The board's solution was that Olmsted's report would receive a private printing. In other words, it was to be circulated only within the USSC. A few copies were printed, “Confidential” was stamped on the cover, and that was that. “So it will become a historical document,” Olmsted observed wryly in a letter to his father.
 
After Bull Run, it was clear that the Union was in for a prolonged conflict, not the one-big-battle-and-done that many had envisioned at the outset. Olmsted now predicted the war would last two or three years. The USSC moved into more permanent headquarters, a three-story townhouse at 244 F Street, once owned by John Quincy Adams. It was also clear that certain things stood in the USSC's way, preventing it from being truly effective.
The major hindrance was the Medical Bureau, composed for the peacetime needs of 15,000 soldiers and adjusting ever so slowly to the new realities. Remarkably, the bureau had begun the Civil War with just twenty-six surgeons and eighty assistants. Most of them had spent recent years at isolated frontier outposts, and as a consequence their skills were dangerously outdated.
The Medical Bureau was headed by the surgeon general, a man named Clement Alexander Finley. Ramrod stiff, with a fondness for capes, the sixty-four-year-old Finley was a career army doctor with a reputation for extreme parsimony. He was routinely suspicious of new medical practices. As a military man, and a pompous one at that, Finley reminded Olmsted of no one so much as Egbert Viele. From the outset, he and Finley clashed repeatedly.
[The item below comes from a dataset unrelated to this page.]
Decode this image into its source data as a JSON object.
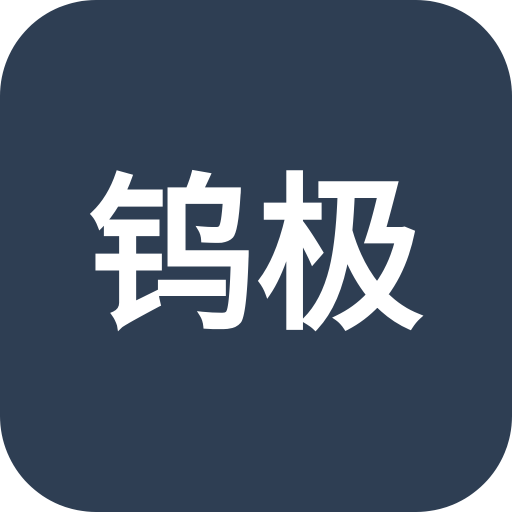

Olmsted had suggested that soldiers be given quinine to fight malaria. Finley pronounced this an experimental treatment and resisted. Olmsted had suggested smallpox vaccines for the troops. Unnecessary, said Finley. So the USSC spent money raised by its network of women's aid groups to buy 5,000 vaccines and distributed the doses itself.
Privately, Olmsted described Finley as “a self-satisfied, supercilious, bigoted blockhead,” adding, “He knows nothing and does nothing and is
capable of knowing nothing and doing nothing.” How could the USSC offer any kind of support or counsel if it was forced to work with a retrograde outfit like the Medical Bureau? Finley had to go.
Hoping to accomplish this, Olmsted arranged to meet with General George McClellan, commander of the Army of the Potomac. The meeting was held on September 12, 1861, at McClellan's private quarters in Washington. The general adopted a surprisingly confidential manner, telling Olmsted the estimated size of the Confederate army. He also told him how large the Confederates estimated the Union force to be. Olmsted returned that same Friday evening to further their business. Now he broached the subject of replacing the surgeon general, and McClellan appeared receptive. The two men enjoyed glasses of Pennsylvania whiskey, and Olmsted left at midnight feeling confident.